Conference Coverage

Guidelines outline patient-centered approach to type 2 diabetes



Clarity on treating comorbidities

Previously discussed in June at the ADA’s annual meeting, the consensus report has undergone fine-tuning and multiple revisions. The report was based on a comprehensive and systematic review of the diabetes literature available from 2014 through February 2018. Overall, more than 6,000 randomized trials, reviews, and meta-analyses were considered and distilled down to a list of around 500 papers that were then thoroughly reviewed by an expert panel.

Dr. John Buse is the Verne S. Caviness Distinguished Professor, chief of the division of endocrinology, and director of the diabetes center at the University of North Carolina at Chapel Hill Sara Freeman/MDedge News

Dr. John Buse

“I guarantee, there’s never been a paper that’s been more peer reviewed,” said John Buse, MD, PhD, the other cochair of the report’s writing committee. A total of 35 named individuals reviewed and provided more than 800 detailed comments among them, which were considered and reflected in the final version.

Dr. Buse is the Verne S. Caviness Distinguished Professor, chief of the division of endocrinology, and director of the diabetes center at the University of North Carolina at Chapel Hill.

“There’s much more clarity now,” added Dr. Davies, referring to the changes made to how patients with comorbidities are managed. If somebody does have atherosclerotic cardiovascular disease or chronic kidney disease, there is now clear direction on which glucose-lowering therapy should be considered first, and what to do if the HbA1c remains above target.

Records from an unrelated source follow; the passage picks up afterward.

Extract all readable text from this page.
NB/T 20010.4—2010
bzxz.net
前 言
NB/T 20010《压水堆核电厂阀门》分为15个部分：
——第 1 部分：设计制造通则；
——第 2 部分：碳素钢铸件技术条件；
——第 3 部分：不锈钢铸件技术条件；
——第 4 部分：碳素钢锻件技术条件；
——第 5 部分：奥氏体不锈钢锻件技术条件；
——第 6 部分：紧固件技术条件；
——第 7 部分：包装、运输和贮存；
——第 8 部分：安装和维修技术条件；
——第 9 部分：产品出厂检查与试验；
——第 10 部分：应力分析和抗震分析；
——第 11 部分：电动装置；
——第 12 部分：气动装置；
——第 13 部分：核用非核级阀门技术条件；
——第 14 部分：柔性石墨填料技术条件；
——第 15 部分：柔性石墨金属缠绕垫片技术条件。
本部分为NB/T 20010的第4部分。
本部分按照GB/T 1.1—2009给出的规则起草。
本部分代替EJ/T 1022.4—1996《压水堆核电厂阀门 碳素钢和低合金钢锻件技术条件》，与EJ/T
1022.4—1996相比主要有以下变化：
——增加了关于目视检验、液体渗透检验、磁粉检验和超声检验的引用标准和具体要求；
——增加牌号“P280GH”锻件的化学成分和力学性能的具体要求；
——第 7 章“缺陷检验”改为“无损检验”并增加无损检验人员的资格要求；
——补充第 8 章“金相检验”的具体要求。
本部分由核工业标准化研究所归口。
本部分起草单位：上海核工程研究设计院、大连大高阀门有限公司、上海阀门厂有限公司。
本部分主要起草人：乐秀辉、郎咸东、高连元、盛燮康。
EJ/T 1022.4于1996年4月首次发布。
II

For example, in patients who have established atherosclerotic cardiovascular disease, the recommendation is, after metformin, to choose either a glucagonlike peptide–1 (GLP-1) receptor agonist or a sodium-glucose cotransporter 2 (SGLT2) inhibitor with proven cardiovascular benefit.

If heart failure or chronic kidney disease coexist, then an SGLT2 inhibitor shown to reduce their progression should be favored, or if contraindicated or not preferred, a GLP-1 receptor agonist with proven cardiovascular benefit should be given.

The main action, pros and cons of interventions, and the various medications are shown in tables to clearly guide clinicians in the decision-making process, Dr. Buse said.

First-line management

The first line recommended glucose-lowering therapy for hyperglycemia in type 2 diabetes remains metformin, together with comprehensive lifestyle advice, Dr. Buse observed.

“A huge controversy in the [diabetes] community asks, ‘Is metformin the first-line therapy because it’s cheap and was the first oral agent studied and has a long history?’ or is it something that really is based on medical evidence?” Dr. Buse acknowledged. Although combinations of glucose-lowering drugs have been proposed upfront, “the evidence for that is largely from small studies, in limited numbers of sites, such that, for now, we generally recommend starting on a single-agent medication if lifestyle management is not enough to control glucose.”

If there is a need to intensify treatment as the patient’s HbA1c remains above their individualized target, then other drugs may be added to step up the treatment. The consensus report then looks at which drugs might be best to add, based on the need to avoid hypoglycemia, promote weight loss, and/or if cost or availability is a major issue.

If patients need the greater glucose-lowering effects of an injectable medication, a GLP-1 receptor agonist – not insulin – is recommended, Dr. Buse observed. However, for patients with extreme and symptomatic hyperglycemia, insulin is then recommended.

There also is guidance on when to consider oral therapies in conjunction with injectable therapies, with the consensus recommendation stating: Patients who are unable to maintain glycemic targets on basal insulin in combination with oral medication can have treatment intensified with GLP-1 receptor agonists, SGLT2 inhibitors, or prandial insulin.